New Minneapolis bike boulevards aim to attract new class of bikers

Minneapolis is planning to add two significant lengths of street to the city’s system of bike-friendly paths and boulevards.

But these aren’t projects intended primarily for the already-spandexed. Instead, Minneapolis planners want the new bike boulevards to serve as a gateway for people who are intimidated by riding on streets with heavy car traffic.

The goal is to attract a new groups of people to biking in Minneapolis, said city Bicycle & Pedestrian Coordinator Shaun Murphy.

“We know that the commuters and recreational people will probably be attracted to this too, but this is really about getting people who are more timid in traffic out,” Murphy said. “It’s about trying to appeal to a wider array of people rather than a smaller slice or special interest.”

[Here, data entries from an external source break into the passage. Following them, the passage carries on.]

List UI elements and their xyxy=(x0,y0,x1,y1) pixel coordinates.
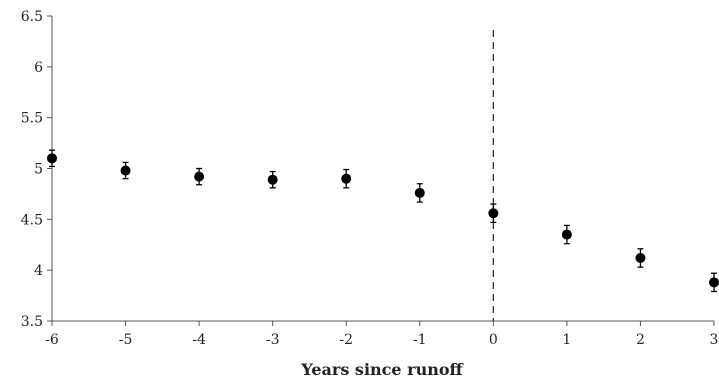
data-point xyxy=(414,187,425,198)
y-tick-label: 3.5 xyxy=(21,314,43,330)
x-tick-label: -1 xyxy=(413,332,427,348)
y-tick-labels: 3.5 4 4.5 5 5.5 6 6.5 xyxy=(21,9,43,330)
data-point xyxy=(709,277,719,288)
data-point xyxy=(341,173,352,184)
data-point xyxy=(194,171,205,182)
x-tick-label: -6 xyxy=(45,332,59,348)
data-point xyxy=(561,229,572,240)
y-tick-label: 6.5 xyxy=(21,9,43,25)
y-tick-label: 6 xyxy=(34,60,43,76)
x-tick-label: 1 xyxy=(562,332,571,348)
data-point xyxy=(47,153,57,164)
x-tick-label: -3 xyxy=(266,332,280,348)
y-tick-label: 5.5 xyxy=(21,111,43,127)
y-tick-label: 4.5 xyxy=(21,212,43,228)
data-point xyxy=(488,208,499,219)
x-tick-labels: -6 -5 -4 -3 -2 -1 0 1 2 3 xyxy=(45,332,718,348)
y-tick-label: 5 xyxy=(34,162,43,178)
data-point xyxy=(635,252,646,263)
chart-axes xyxy=(47,15,715,326)
x-tick-label: 3 xyxy=(710,332,719,348)
x-tick-label: -5 xyxy=(119,332,133,348)
x-tick-label: 0 xyxy=(489,332,498,348)
y-tick-label: 4 xyxy=(34,263,43,279)
data-point xyxy=(267,174,278,185)
error-bars xyxy=(49,149,717,293)
x-tick-label: -2 xyxy=(339,332,353,348)
x-tick-label: 2 xyxy=(636,332,645,348)
x-axis-title: Years since runoff xyxy=(300,360,463,379)
x-tick-label: -4 xyxy=(192,332,206,348)
data-points xyxy=(47,153,719,288)
data-point xyxy=(120,165,131,176)
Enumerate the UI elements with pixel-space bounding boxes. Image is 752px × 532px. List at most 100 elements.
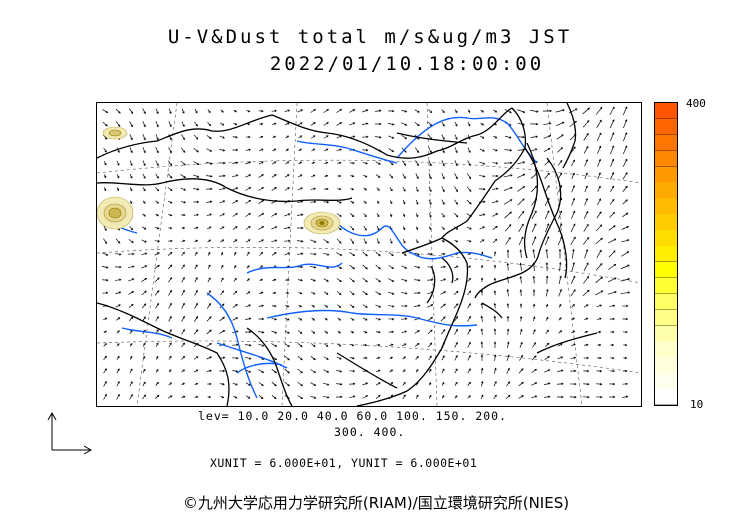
wind-arrowhead	[612, 106, 615, 109]
wind-arrow	[258, 305, 264, 307]
wind-arrowhead	[300, 371, 303, 374]
wind-arrowhead	[534, 236, 537, 239]
wind-arrowhead	[104, 393, 107, 397]
wind-arrow	[206, 226, 212, 230]
wind-arrowhead	[208, 395, 212, 399]
wind-arrowhead	[547, 147, 551, 151]
wind-arrow	[194, 316, 198, 322]
wind-arrowhead	[182, 355, 185, 359]
wind-arrowhead	[338, 331, 341, 334]
map-canvas	[97, 103, 641, 406]
wind-arrowhead	[260, 265, 264, 268]
wind-arrow	[115, 238, 121, 244]
wind-arrowhead	[455, 227, 459, 230]
wind-arrowhead	[299, 291, 303, 295]
wind-arrowhead	[379, 136, 382, 139]
wind-arrow	[545, 329, 549, 335]
wind-arrow	[102, 265, 108, 269]
wind-arrow	[349, 395, 355, 399]
wind-arrowhead	[117, 330, 120, 333]
wind-arrow	[492, 188, 498, 190]
wind-arrow	[441, 368, 445, 374]
wind-arrow	[582, 237, 590, 245]
wind-arrow	[557, 356, 563, 360]
wind-arrow	[388, 265, 394, 269]
wind-arrow	[401, 318, 407, 320]
wind-arrow	[493, 368, 497, 374]
graticule	[97, 103, 641, 406]
wind-arrow	[194, 369, 198, 373]
wind-arrowhead	[496, 174, 499, 178]
wind-arrowhead	[627, 264, 630, 267]
wind-arrow	[415, 394, 419, 400]
wind-arrowhead	[403, 241, 406, 244]
wind-arrow	[608, 225, 616, 231]
wind-arrowhead	[104, 330, 107, 333]
wind-arrow	[388, 123, 394, 125]
wind-arrowhead	[130, 111, 134, 114]
wind-arrowhead	[196, 175, 200, 178]
wind-arrowhead	[222, 303, 225, 306]
wind-arrowhead	[468, 163, 471, 167]
wind-arrow	[389, 187, 393, 191]
wind-arrowhead	[130, 124, 133, 128]
wind-arrowhead	[547, 185, 550, 188]
wind-arrow	[336, 383, 342, 385]
wind-arrow	[415, 356, 419, 360]
wind-arrowhead	[156, 227, 160, 230]
wind-arrowhead	[480, 290, 484, 293]
wind-arrowhead	[248, 148, 251, 152]
wind-arrow	[362, 174, 368, 178]
wind-arrow	[375, 251, 381, 257]
wind-arrow	[375, 161, 381, 165]
wind-arrowhead	[351, 344, 355, 347]
wind-arrow	[543, 135, 551, 139]
wind-arrowhead	[104, 150, 107, 153]
wind-arrow	[493, 394, 497, 400]
wind-arrow	[558, 210, 562, 220]
wind-arrowhead	[221, 264, 224, 268]
wind-arrowhead	[118, 291, 122, 294]
wind-arrow	[180, 201, 186, 203]
wind-arrowhead	[417, 110, 420, 113]
wind-arrowhead	[131, 303, 134, 307]
wind-arrowhead	[247, 251, 250, 255]
wind-arrowhead	[312, 161, 315, 165]
wind-arrowhead	[456, 278, 459, 281]
wind-arrowhead	[429, 202, 432, 205]
wind-arrowhead	[118, 304, 121, 307]
wind-arrowhead	[547, 342, 550, 346]
wind-arrowhead	[156, 137, 159, 141]
wind-arrow	[492, 200, 498, 204]
wind-arrowhead	[598, 185, 601, 189]
wind-arrowhead	[235, 161, 239, 165]
wind-arrowhead	[521, 210, 525, 214]
wind-arrowhead	[611, 145, 615, 148]
wind-arrowhead	[429, 215, 432, 218]
wind-arrow	[129, 134, 133, 140]
wind-arrowhead	[598, 172, 601, 175]
wind-arrow	[258, 239, 264, 243]
wind-arrow	[546, 289, 548, 297]
wind-arrowhead	[532, 249, 535, 252]
wind-arrow	[544, 160, 550, 166]
wind-arrow	[245, 200, 251, 204]
wind-arrowhead	[404, 317, 408, 320]
wind-arrow	[297, 187, 303, 191]
wind-arrowhead	[455, 368, 458, 371]
wind-arrow	[532, 236, 536, 246]
wind-arrowhead	[119, 253, 122, 256]
wind-arrowhead	[352, 161, 355, 165]
wind-arrowhead	[313, 109, 316, 112]
wind-arrowhead	[468, 278, 472, 281]
wind-arrowhead	[587, 107, 590, 110]
wind-arrow	[454, 173, 458, 179]
wind-arrowhead	[586, 210, 589, 214]
wind-arrowhead	[351, 331, 355, 334]
wind-arrow	[349, 304, 355, 308]
wind-arrow	[428, 109, 432, 113]
wind-arrow	[440, 316, 446, 322]
wind-arrow	[441, 212, 445, 218]
wind-arrowhead	[183, 163, 186, 166]
wind-arrowhead	[390, 201, 393, 205]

The planned bike boulevards in south and northeast Minneapolis are slightly different than previous efforts because they’re incorporating more devices that “calm” motorized traffic on the streets. That means things like bumped out curbs, traffic circles and speed bumps. Cars still will be allowed, and parking won’t really be impacted, but the instinct will be to drive more slowly and carefully.

Murphy said most of those design ideas were vetted by the communities they’re in. The Powderhorn neighborhood boulevard will have three traffic circles, all of which will contain gardens maintained by neighbors, while the Marcy Holmes segment doesn’t have any traffic circles because the design didn’t appeal to residents.

“With all traffic calming there’s positives and negatives,” Murphy said. “The best thing is to just go to the people who live there and say, ‘What are you comfortable with?'”

And it’s an added bonus that the seven miles of new bike boulevard flows into Minneapolis’ already extensive bike and pedestrian system, which includes 92 miles of on-street and 85 miles of off-street bikeways. The Southern Bike Connection hooks up with a trail around Minnehaha Creek while the boulevard in northeast leads right up to the Stone Arch Bridge.

The new Southern Bike Connection runs on 17th Avenue South between 24th Street and Minnehaha Parkway. It then continues south on 12th Avenue South.

The Stone Arch Bridge and Presidents Bike Boulevard in northeast Minneapolis starts at Tyler Street Northeast and zig-zags down to 6th Avenue Southeast.

The combined cost for the two projects is $985,000, which is covered by federal funds from the Non-Motorized Transportation Pilot Program. Construction on the projects is expected to be complete this fall.